Gelelim bu işletmenin neyi nasıl yaptığına ve elde ettiği sonuçlara.
Sahibi, genç bir çalışan olduğu zamanlardan bu yana sektörde olup işini çok iyi bilen birisi.
Avrupa Birliği ( AB ) ülkelerinden birisi ile bir bağlantı kuruyorlar ve yazışmalar sonucunda teklif veriliyor.
Teklifler kağıt üzerinde kabul görüyor ve eşdeğer ürünlerden örnek gönderilmesini, bunların kalite kontrol süreçlerinden geçirileceği ve sonra sipariş aşamasına geçileceği bildiriliyor.
Örnekler onay alıyor, iki kalem ürün için sipariş kesinleşiyor ve ilk sipariş miktarlarının bedeli yüksek olmadığından, yurtdışındaki alıcı siparişin bedelini peşin olarak ödüyor.

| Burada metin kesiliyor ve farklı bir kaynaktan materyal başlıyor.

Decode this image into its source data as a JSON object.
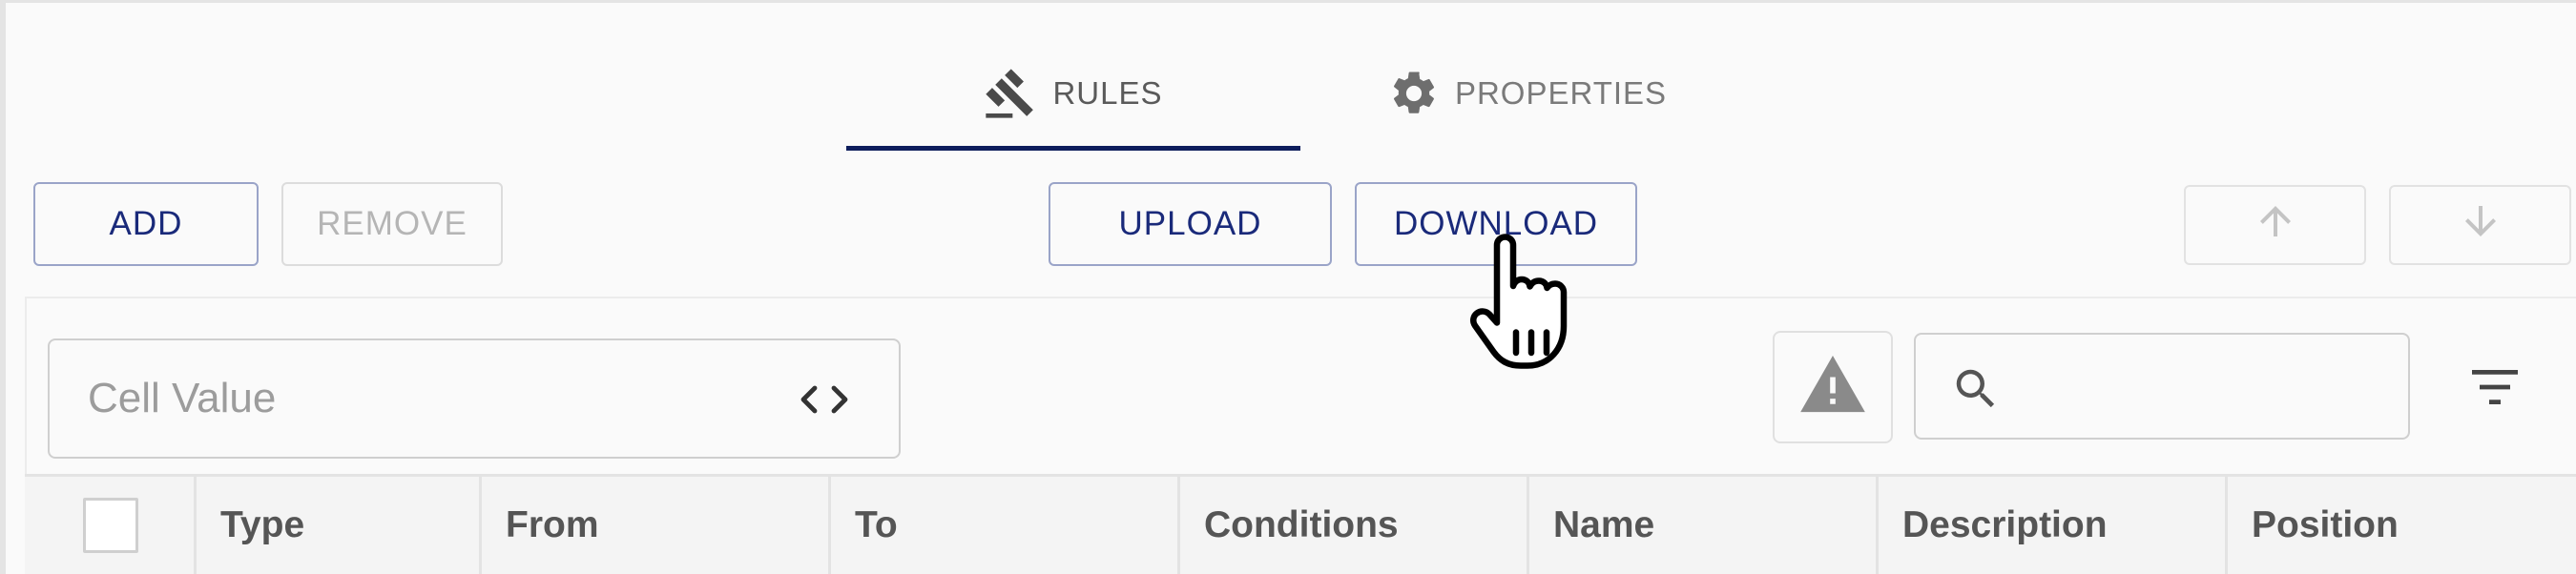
{
  "tabs": [
    {
      "label": "RULES",
      "icon": "gavel-icon",
      "active": true
    },
    {
      "label": "PROPERTIES",
      "icon": "gear-icon",
      "active": false
    }
  ],
  "toolbar": {
    "add_label": "ADD",
    "remove_label": "REMOVE",
    "upload_label": "UPLOAD",
    "download_label": "DOWNLOAD",
    "move_up_icon": "arrow-up-icon",
    "move_down_icon": "arrow-down-icon"
  },
  "filter_bar": {
    "cell_value_placeholder": "Cell Value",
    "code_icon": "code-brackets-icon",
    "warning_icon": "warning-icon",
    "search_value": "",
    "filter_icon": "filter-icon"
  },
  "table": {
    "columns": [
      "Type",
      "From",
      "To",
      "Conditions",
      "Name",
      "Description",
      "Position"
    ]
  },
  "colors": {
    "accent": "#0d1d5c",
    "button_text": "#1a2a7a",
    "disabled": "#b5b5b5"
  }
}
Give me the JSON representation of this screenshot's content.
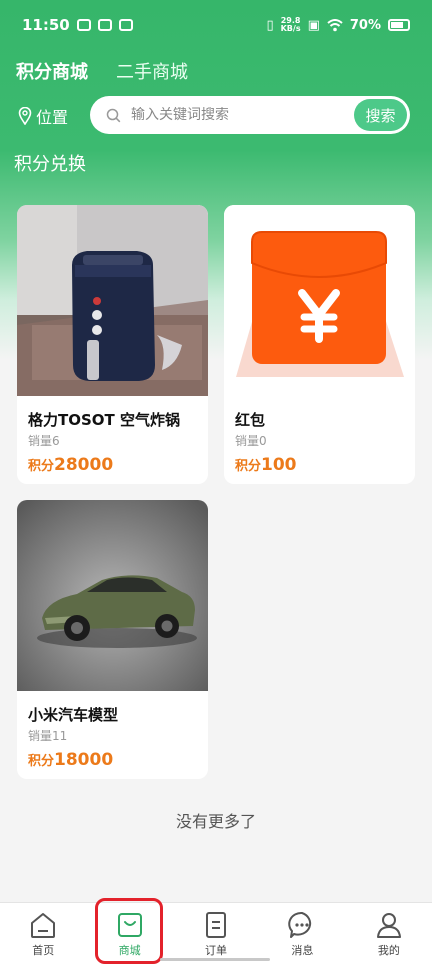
{
  "status_bar": {
    "time": "11:50",
    "net_speed_value": "29.8",
    "net_speed_unit": "KB/s",
    "battery": "70%"
  },
  "header": {
    "tabs": [
      {
        "label": "积分商城",
        "active": true
      },
      {
        "label": "二手商城",
        "active": false
      }
    ],
    "location_label": "位置",
    "search": {
      "placeholder": "输入关键词搜索",
      "value": "",
      "button_label": "搜索"
    },
    "section_title": "积分兑换"
  },
  "products": [
    {
      "name": "格力TOSOT 空气炸锅",
      "sales": "销量6",
      "price_label": "积分",
      "price": "28000",
      "image": "air-fryer-photo"
    },
    {
      "name": "红包",
      "sales": "销量0",
      "price_label": "积分",
      "price": "100",
      "image": "red-envelope-image"
    },
    {
      "name": "小米汽车模型",
      "sales": "销量11",
      "price_label": "积分",
      "price": "18000",
      "image": "car-model-photo"
    }
  ],
  "list_end_text": "没有更多了",
  "tabbar": {
    "items": [
      {
        "label": "首页",
        "icon": "home-icon"
      },
      {
        "label": "商城",
        "icon": "shopping-bag-icon",
        "active": true
      },
      {
        "label": "订单",
        "icon": "order-icon"
      },
      {
        "label": "消息",
        "icon": "message-icon"
      },
      {
        "label": "我的",
        "icon": "profile-icon"
      }
    ]
  },
  "colors": {
    "brand_green": "#36b66a",
    "search_button": "#4dc989",
    "price_orange": "#ec7a1a",
    "highlight_red": "#e3222b"
  }
}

Bu arada, üretim yelpazesine giren başka ürünler içinde talep geliyor ve teklif verilmesi isteniyor.
Üretim sürerken verilen tekliflerden birkaç tanesi daha olumlu yorum alıyor ve ilk siparişin yüklenmesinden kısa bir süre önce onay veriliyor ve ödeme için ileriki bir gün belirleniyor.

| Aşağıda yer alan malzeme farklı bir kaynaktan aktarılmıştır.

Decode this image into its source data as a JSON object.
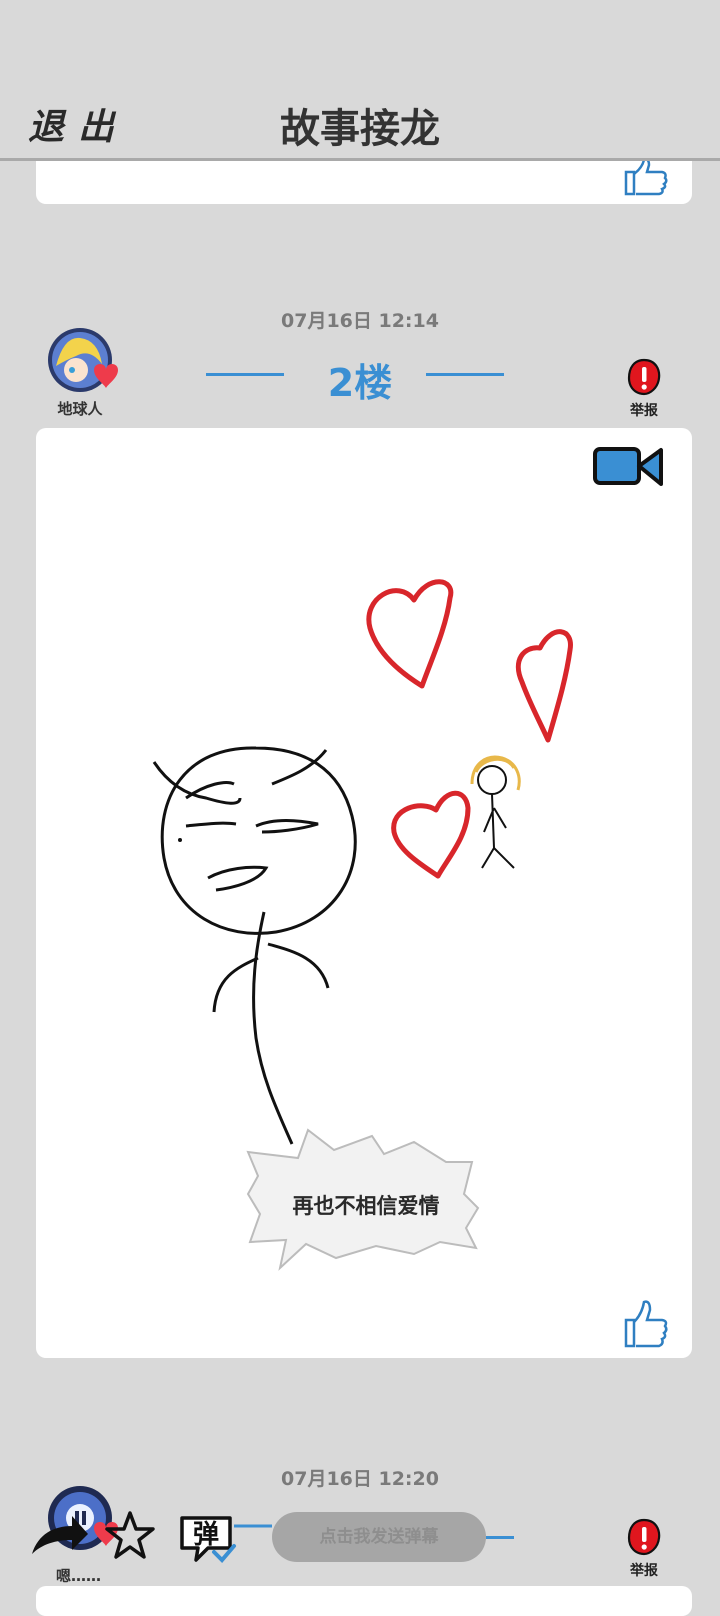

Ürünler yükleniyor, işletmede herkes mutlu.
Neden olmasınlar ki ilk AB siparişi biraz geç kalmış olsa da yüklendi ve gönderildi.
Yüklemeden bir hafta on gün kadar sonra gelen bir e-posta iletisi işletmenin ortasına bomba gibi düşüyor.
Giden her iki kalem üründe de hata var…
E-posta ekindeki fotoğraflar dikkatlice işaretlenmiş ve hatalar belirtilmiş.
Hatta hatalı ürünlerden alınan bir miktar örnek de hemen kargoya verilerek üreticiye yollanmış.
Ayrıca, verilen diğer siparişlerin de şimdilik askıya alındığı ve teyit verilmesinin, sorunun çözülmesine bağlı olarak ileri bir tarihe ertelendiği yazılıyor.
Gelen örnekler müşterinin haklı olduğunu göstermiş.
İşletme sahibi hemen bir özür mesajı yollayarak, hatasız malların en kısa sürede bedelsiz olarak yollanacağını iletmiş.
Yeni ürünler yollanıyor ve diğer siparişlerin onayı bekleniyor amma nafile bekleyiş bu.
Müşteriden gelen cevaplar hem erteleme içeriyor.
Bu arada işletme sahibi bir yurtdışı fuara katılmaya karar veriyor.
Fuardan dönerken müşterinin olduğu AB ülkesine de gidiyorlar. Müşteriye bir tanışma ve şahsen özür dileme ziyaret yapıyorlar.
Nazik karşılama, detaylı açıklama ve şimdilik bekleyelim ve bir süre daha geçsin sözleri…
An itibariyle, aradan iki yıla yakın bir süre geçmiş ve müşteri hala yollanan mesajlara cevap yazıyor amma sipariş vermiyor.
Birçok üreticimiz ihracatta yapılan yanlışların, iç piyasadaki gibi toparlanabileceğini düşünüyor.
Amma ne yazık ki ihracatta işler öyle yürümüyor.
İhracatta yapılan hatalar çok can sıkıyor.
İtibar ile müşteri kaybı yanında zararlar bizi bekliyor.